H.M. Revenue & Customs team (London) – Between 2010 and 2015, HMRC took almost 16,000 fewer domestic flights and saw a 14% shift in travel from road to rail. It also achieved a reduction of 35% in greenhouse gas emissions from offices and business travel – equivalent to 70,000 passenger journeys from London to New York.

Return Loads LLP team (Essex) – Return Loads has helped companies ranging from owner drivers all the way through to international companies to increase efficiency and cut down on their carbon footprint by finding backloads for return journeys. Non-UK companies can benefit from the freight exchange by finding the ‘in-between’ loads before they head back out of the UK.

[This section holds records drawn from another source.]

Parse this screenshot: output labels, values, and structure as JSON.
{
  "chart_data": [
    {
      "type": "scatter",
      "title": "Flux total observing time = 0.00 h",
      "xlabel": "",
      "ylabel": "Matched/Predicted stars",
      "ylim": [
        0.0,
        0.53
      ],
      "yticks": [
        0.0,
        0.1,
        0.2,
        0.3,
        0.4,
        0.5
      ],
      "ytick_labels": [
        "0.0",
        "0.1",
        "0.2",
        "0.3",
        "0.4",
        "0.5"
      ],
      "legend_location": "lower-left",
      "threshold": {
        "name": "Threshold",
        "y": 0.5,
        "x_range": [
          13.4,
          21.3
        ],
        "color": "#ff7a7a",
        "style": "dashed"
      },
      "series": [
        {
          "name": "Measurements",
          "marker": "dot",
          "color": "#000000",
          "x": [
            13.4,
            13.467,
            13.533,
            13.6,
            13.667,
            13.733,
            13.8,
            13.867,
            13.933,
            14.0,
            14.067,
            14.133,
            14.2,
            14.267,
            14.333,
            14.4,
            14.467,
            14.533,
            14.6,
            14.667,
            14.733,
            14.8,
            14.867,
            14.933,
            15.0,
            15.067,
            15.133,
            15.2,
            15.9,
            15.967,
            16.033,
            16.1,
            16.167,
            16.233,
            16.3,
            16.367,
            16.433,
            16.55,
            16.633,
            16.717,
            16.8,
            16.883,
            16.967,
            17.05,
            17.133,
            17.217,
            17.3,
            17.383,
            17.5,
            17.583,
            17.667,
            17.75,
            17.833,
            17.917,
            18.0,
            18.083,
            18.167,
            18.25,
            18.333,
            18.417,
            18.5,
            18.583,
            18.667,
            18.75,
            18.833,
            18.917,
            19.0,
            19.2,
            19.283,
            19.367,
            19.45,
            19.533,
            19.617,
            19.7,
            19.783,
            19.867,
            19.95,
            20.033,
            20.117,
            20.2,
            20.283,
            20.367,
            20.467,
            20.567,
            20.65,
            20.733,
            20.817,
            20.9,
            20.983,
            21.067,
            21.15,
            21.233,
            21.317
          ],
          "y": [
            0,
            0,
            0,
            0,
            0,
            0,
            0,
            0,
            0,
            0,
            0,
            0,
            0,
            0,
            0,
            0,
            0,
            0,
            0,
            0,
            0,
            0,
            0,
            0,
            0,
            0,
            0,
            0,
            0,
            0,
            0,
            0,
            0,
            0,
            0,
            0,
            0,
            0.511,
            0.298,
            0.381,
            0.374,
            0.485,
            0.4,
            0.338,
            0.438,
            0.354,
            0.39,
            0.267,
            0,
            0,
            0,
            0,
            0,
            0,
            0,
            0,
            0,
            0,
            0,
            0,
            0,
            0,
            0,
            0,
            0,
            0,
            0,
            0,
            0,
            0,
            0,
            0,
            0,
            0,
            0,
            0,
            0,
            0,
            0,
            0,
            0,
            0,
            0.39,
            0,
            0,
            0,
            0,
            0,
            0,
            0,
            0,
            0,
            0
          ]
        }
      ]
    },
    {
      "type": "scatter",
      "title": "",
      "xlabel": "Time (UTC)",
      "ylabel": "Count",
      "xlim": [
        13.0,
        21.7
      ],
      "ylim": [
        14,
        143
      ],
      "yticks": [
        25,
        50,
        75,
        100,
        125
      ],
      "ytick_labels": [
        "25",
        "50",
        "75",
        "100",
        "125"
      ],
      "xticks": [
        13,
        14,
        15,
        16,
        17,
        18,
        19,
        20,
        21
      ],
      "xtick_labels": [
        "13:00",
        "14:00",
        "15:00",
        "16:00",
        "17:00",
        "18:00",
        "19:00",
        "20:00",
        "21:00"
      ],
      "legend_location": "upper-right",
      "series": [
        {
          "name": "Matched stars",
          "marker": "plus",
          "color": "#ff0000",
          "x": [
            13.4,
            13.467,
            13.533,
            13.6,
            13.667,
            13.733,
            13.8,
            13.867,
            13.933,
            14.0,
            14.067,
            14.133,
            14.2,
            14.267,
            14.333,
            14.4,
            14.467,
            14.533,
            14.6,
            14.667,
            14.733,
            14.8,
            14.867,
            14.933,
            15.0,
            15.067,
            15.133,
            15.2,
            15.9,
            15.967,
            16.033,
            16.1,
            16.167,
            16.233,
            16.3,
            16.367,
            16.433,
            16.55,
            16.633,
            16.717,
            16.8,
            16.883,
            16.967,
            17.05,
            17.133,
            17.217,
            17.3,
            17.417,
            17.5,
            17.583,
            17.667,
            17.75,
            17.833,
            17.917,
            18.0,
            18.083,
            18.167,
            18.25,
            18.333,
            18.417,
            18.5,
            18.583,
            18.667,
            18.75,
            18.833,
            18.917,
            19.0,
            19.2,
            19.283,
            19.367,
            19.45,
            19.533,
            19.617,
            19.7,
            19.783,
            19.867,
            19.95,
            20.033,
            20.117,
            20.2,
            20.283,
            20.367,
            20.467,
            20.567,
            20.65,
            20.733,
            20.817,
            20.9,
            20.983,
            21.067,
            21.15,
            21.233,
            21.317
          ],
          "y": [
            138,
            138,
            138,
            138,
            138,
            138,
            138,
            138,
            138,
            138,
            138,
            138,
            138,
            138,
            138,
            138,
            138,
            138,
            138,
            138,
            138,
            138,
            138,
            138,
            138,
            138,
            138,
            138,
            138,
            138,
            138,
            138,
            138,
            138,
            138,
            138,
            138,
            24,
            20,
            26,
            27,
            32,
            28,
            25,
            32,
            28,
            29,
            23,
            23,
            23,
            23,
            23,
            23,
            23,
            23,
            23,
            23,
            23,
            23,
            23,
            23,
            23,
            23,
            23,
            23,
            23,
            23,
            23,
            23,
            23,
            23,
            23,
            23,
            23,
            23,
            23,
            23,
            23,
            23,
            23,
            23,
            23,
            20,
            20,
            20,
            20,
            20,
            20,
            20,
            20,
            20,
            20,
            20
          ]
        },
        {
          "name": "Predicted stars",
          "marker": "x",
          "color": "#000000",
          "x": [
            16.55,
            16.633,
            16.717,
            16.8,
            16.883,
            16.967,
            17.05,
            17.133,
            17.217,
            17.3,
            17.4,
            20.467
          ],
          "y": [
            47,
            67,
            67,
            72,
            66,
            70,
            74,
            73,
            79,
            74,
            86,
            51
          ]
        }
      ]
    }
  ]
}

Sponsored by VisitBrighton

Señor Andres Hammerman, co-owner, Black Sheep Inn (Ecuador) – This eco-resort has a firm spot on the sustainable tourism map, in part because of its dry composting toilets, grey-water treatment, eco-building techniques, organic gardens, rainwater catchments, native tree planting and full-scale recycling – but mostly because of its community projects.

Siobhan Thomasson, general manager, Holiday Inn Winchester (Winchester) – This hotel’s carbon footprint is 3% lower than it was for the same period in 2014 – and 33% below the UK benchmark. Its water consumption is on par with the same period in 2014 but still 8% below the benchmark, and the hotel’s energy consumption has reduced by 6%.